Michaeloff has been pioneering activewear for more than two decades, including a formative early stint with Lululemon. She joined Wilson four years ago to launch their first-ever sportswear line. “There really wasn’t an activewear industry when I started out,” she says. “Athleisure didn’t exist, and it’s something that I’ve been super-passionate about. It really comes from a place of being an athlete and wanting to have things that actually look good, so that you feel like yourself as you’re playing.”
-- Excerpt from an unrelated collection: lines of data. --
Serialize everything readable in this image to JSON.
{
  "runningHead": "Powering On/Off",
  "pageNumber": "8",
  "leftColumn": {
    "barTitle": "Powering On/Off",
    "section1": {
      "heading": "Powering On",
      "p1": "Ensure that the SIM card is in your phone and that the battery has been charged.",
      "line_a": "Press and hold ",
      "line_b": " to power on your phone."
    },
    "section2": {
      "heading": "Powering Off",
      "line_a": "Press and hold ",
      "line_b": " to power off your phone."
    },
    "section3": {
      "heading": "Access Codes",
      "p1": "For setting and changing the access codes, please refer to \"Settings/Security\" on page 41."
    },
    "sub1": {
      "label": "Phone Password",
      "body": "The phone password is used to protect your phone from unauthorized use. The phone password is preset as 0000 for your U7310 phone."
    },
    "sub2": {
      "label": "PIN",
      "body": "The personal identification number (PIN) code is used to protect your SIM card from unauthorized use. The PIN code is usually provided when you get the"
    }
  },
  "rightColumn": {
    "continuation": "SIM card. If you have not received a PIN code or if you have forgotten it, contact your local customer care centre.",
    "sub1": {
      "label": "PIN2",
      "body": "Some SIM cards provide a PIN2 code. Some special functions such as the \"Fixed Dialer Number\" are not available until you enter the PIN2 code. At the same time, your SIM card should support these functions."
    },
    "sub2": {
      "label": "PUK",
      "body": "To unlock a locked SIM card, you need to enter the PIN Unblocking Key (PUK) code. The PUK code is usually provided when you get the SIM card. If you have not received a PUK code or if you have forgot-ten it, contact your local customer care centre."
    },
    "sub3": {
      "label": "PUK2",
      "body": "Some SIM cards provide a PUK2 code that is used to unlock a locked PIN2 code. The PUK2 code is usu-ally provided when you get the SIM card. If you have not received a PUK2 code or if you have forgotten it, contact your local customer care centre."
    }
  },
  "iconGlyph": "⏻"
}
Cut to Martyuk walking out at Wimbledon in the tennis version of her tennis-centric wedding dress. “We kept the mini-overlayer dress, which buttons off,” Michaeloff says. “Her walkout will be with all the layers, and then she’ll remove this over-dress, which is exactly like the wedding dress in that there’s the five buttons down the front; I’ve made her a quick-release option so she can take it off fast. What’s underneath is basically the original dress, but with a built-in ball short in this one.” (As active as Kostyuk says she is, she nonetheless did not ask for a ball short as part of her wedding dress.) “Basically, we added an underlayer component and then raised the neckline a little bit—we don’t want any mistakes in Wimbledon—and we’re selling it at retail: You can either get it as two pieces or just buy the one-piece.”
Even aside from getting married and helping design both her wedding dress and her Wimbledon dress (and starting her own foundation on top of it all), it’s been a whirlwind few years for Kostyuk, as she’s seen her ranking and her tournament success steadily climb while the situation in her native Ukraine becomes ever more complicated and fraught. “Tennis is a game of a lot of puzzles,” she says. “It’s taken me some time to get to where I am, but I’ve put a lot of effort in it. I think some major changes happened when the war started. It was obviously a very big moment in my life—a big crisis, in a way—and I’m really proud of how I’ve managed this difficult time. I think I’ve turned it into an advantage, ultimately, because I had to grow very quickly through it to withstand everything that was going on.”
Kostyuk has garnered a few headlines recently for her policy of refusing the customary post-match handshake when she’s competing against Russian players—something she’s spoken about eloquently, and with great conviction.
“I am extremely proud to be Ukrainian and to represent this country, this culture, and these people,” she says. “They’ve been there for me my whole career, supporting me, since I was a kid, and for me, this is just my values: It’s what I think is right, and I fight for it in a way that I know and in the way that I can. I do what I believe. I don’t harm anyone. Whoever doesn’t like it? Well, sorry—their problem.”
After Wimbledon, of course, the Olympics await—where Kostyuk, as you can imagine, is thrilled and honored to be representing Ukraine for the first time. “This year, of course, it’s more important for me, given the fact that we have a war going on. It’s nice to be there and to represent.”
And while Kostyuk credits much of her recent focus and success to her ongoing work with psychologists, she goes to some pains to note that she’s aiming high. “Even though I live a lot of my life on the court, you cannot work just on the sports side of your head,” she says. “I’ve always been a big believer that you cannot do just one thing: You have to do everything. It might take longer, but the reward is much bigger. I just think that real changes happen when you change as a human being, not when you change as an athlete. It was crucial for me, so it’s very nice to be able to share it and talk about it—because I’m happy.”